Quello che stiamo vivendo è un tempo lento fatto di ricordi, di solitudine, senza dubbio di incertezza nei confronti del futuro: «Ogni crisi porta con sé la fine dell'inutile, la necessità del rimedio e la messa a fuoco di nuove prospettive. Osservo che nel mondo del teatro il dibattito è già molto vivo, sicuramente porterà a qualche interessante novità».
Oggi, in piena chiusura, alcuni teatri di Milano hanno attivato web tv o spettacoli on demand per non perdere il contatto con il loro pubblico: come si sta comportando il Teatro Carcano in questo senso? «Ci sono state molte polemiche sull'uscita di Franceschini sul teatro a pagamento, stile Netflix. A me è sembrata più uno slogan, magari efficace, che una proposta meditata: se l'intenzione è quella di sostituire, anche se temporaneamente, gli spettacoli dal vivo con spettacoli on demand a pagamento non regge, né sul piano aziendale (chi paga la costosa materia prima? Quale è la reale appetibilità in un mondo in cui sul web si trova di tutto gratuitamente?), né sul piano filosofico: lo spettacolo dal vivo è dal vivo per definizione. Come dice Massimiliano Civica: Quale è la forma migliore di un futuro teatro in streaming? C'è già, si chiama cinema. Se invece si pensa a recuperare e intensificare forme di teatro e di promozione televisiva, sono totalmente d'accordo. Quando è ben fatto, il pubblico ha sempre dimostrato di gradire questa forma di spettacolo. Il Carcano non ha un archivio sufficiente su questi sei anni di attività per fare una campagna di diffusione degli spettacoli passati, per cui abbiamo deciso di accompagnare il pubblico, sulla pagina Facebook del Teatro Carcano, tenendolo informato su quanto avviene davanti e dietro le quinte».
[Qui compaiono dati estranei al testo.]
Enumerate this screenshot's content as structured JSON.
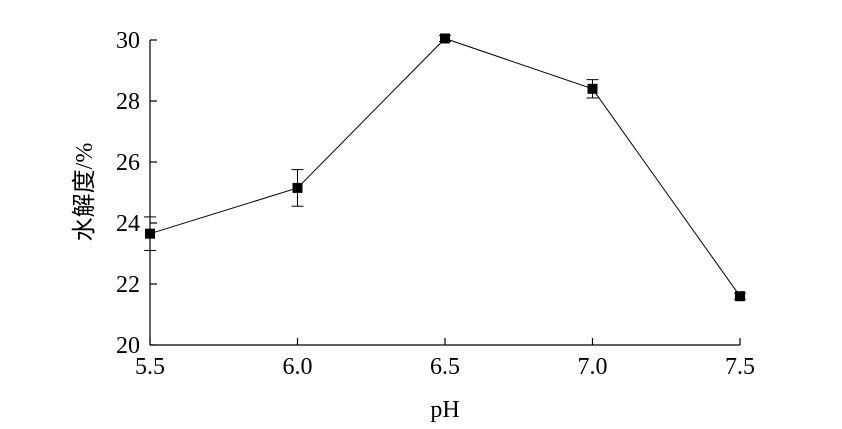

Ma qual è il futuro del teatro in Italia, e cosa pensa Fioravante Cozzaglio della digitalizzazione degli spettacoli dal vivo per il teatro del prossimo futuro? «In prospettiva, se questa crisi ci costringe a uscire dall'abitudine un po' stanca di riprendere gli spettacoli per l'archivio o per contingenti episodi di vendita a basso costo, ben venga anche la crisi: mentre non credo alla trasformazione del teatro dal vivo in un'altra cosa; penso che estendere la capacità di informazione e di formazione del teatro sia, per il nostro futuro, quasi indispensabile. Questo comporterà dei costi importanti, perché la formazione-informazione non si fa con due telecamere amatoriali. In Europa è normale farlo, ma in Europa il teatro gode di un'economia ben più importante della nostra».
«Il teatro è come l'amore», conclude Fioravante Cozzaglio, «una cosa primaria, primordiale, necessaria: si può fare in luoghi e ambienti diversi, ma l'essenza è la vicinanza dei corpi e delle anime. Come si fa a non sentirsi uniti?».